8 de Julho, 2006 Carlos Esperança

B16 visita Espanha

Depois do bombardeamento e massacre de Guernica a visita de B16 é a primeira em que um alemão sobrevoa solo espanhol com ódio comprovado ao Governo legal. Tal como na guerra civil, é um Governo democrático que sofre a ira e os ataques de um teutão.

Quando hoje desembarcar em solo espanhol, com sapatinhos vermelhos, vestes talares e honras de chefe de Estado, B16 é o chefe dos católicos e o adversário provado de Zapatero.

Não repetirá a deselegância com que recebeu o embaixador espanhol e não vai faltar ao respeito devido a quem exerce o poder por mandato popular, mas vai apoiar os bispos em clara ingerência nos assuntos internos de um país livre.

O pastor alemão deve a categoria de chefe de Estado do Vaticano aos acordos de Latrão e a Benito Moussolini, que, então, o seu antecessor considerava enviado da Providência, mas finge que foi Deus quem o investiu no cargo.

A legalização do casamento e direito de adopção por homossexuais, a simplificação do divórcio, o fim das notas escolares para a aula de religião católica e a perda de algumas regalias pecuniárias do episcopado, enraiveceram o teocrata. Parece um mullah com brotoeja à vista do toucinho.

A Espanha que B16 visita já não é o país da pena de morte por garrote, a ditadura que tinha o apoio da Santa Sé, do episcopado e do Opus Dei, é um país plural e democrático onde a maior parte da população se libertou do terror do Inferno e da violência de Deus.

O Papa, que há anos seria recebido em triunfo, é hoje um catalisador de ódios e um perturbador da democracia.

7 de Julho, 2006 Palmira Silva

Outra lenda urbana desmistificada

Ratzinger expressou repetidamente as suas preocupações sobre o futuro da Europa, que considera sob a ameaça da laicidade e do Islão e em que a primeira, ou seja, a exclusão de Deus da vida pública, impede para Ratzinger a única resposta que dará conta da ameaça islâmica, a assunção inequívoca e firme da superioridade do cristianismo.

Por outro lado, são recorrentes as afirmações que depositam na laicidade, na «falta de fé» e consequente – para os cristãos que o sustentem – «imoralidade ocidental», o ónus da «guerra de civilizações» que se vive. Isto é, são muitos os crentes que pretendem que o suposto desprezo dos muçulmanos em relação ao estilo de vida ocidental, suposto desprezo que se traduz no apoio ao fundamentalismo islâmico mesmo pelos devotos do Corão mais moderados, é a causa última do terrorismo islâmico. Isto é, os fundamentalistas cristãos advogam que os muçulmanos teriam «mais respeito» pelos ocidentais se estes últimos deixassem a «fé» permear todos os aspectos da respectiva vida pública, nomeadamente do Direito, ou seja, se o Ocidente emulasse, noutro sistema operativo, o cristianismo, a promiscuidade religião-Estado dos países islâmicos.
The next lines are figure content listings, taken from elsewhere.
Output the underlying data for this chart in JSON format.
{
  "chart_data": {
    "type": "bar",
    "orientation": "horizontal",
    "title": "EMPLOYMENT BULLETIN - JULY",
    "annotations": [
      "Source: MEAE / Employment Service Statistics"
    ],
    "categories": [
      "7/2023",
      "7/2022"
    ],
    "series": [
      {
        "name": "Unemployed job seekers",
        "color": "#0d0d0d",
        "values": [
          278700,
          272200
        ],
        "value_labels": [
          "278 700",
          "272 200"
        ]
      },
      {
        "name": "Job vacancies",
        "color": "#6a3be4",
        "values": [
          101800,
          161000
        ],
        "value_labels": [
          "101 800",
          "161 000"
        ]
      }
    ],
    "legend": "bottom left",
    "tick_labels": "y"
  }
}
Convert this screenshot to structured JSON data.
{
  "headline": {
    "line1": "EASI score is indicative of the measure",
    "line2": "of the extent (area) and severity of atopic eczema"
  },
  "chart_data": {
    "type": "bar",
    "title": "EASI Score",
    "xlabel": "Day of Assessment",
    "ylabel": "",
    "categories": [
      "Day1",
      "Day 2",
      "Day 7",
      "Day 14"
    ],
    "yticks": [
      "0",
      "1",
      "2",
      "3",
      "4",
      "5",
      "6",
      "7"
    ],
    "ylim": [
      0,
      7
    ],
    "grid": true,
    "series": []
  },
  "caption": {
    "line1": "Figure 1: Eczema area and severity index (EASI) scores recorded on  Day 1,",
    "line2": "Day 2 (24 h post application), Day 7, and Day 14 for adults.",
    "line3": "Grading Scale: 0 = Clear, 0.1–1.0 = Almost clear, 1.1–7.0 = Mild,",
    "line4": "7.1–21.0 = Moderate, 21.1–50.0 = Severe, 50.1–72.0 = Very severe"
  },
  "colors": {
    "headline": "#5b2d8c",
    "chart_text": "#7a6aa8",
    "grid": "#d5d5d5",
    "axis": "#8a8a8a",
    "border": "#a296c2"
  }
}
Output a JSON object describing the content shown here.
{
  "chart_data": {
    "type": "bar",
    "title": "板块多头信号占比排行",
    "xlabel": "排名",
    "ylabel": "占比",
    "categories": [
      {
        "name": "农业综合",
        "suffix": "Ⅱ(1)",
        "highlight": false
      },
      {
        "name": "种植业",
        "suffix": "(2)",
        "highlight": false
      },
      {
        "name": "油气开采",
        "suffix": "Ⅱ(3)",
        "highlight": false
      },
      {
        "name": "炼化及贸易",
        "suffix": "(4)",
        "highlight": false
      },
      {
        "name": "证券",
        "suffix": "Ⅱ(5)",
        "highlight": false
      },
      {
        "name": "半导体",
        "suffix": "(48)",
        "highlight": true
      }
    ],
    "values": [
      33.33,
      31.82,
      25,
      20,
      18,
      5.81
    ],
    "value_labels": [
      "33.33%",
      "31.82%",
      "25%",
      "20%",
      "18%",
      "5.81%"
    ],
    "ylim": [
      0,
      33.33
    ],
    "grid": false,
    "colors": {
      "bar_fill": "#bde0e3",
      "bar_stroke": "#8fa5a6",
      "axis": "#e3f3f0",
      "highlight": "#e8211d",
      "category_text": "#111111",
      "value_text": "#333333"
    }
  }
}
Estas afirmações, não mais que lendas urbanas disseminadas e acarinhadas pelos fundamentalistas cristãos, tornam difícil ao cidadão comum perceber que existe o Islão das pessoas normais, a esmagadora maioria, e um Islão fundamentalista, esse sim pasto fértil para o terrorismo. Ou seja, estas alegações passam a imagem que todos os muçulmanos são rábidos terroristas em potência e, consequentemente, alimentaram a islamofobia e a xenofobia, crescentes no Ocidente nos últimos anos. De facto, esta é a resposta expectável ao suposto ódio visceral pelo «decadente» Ocidente que os spin doctors cristãos afirmam ser prevalecente em todo o Islão.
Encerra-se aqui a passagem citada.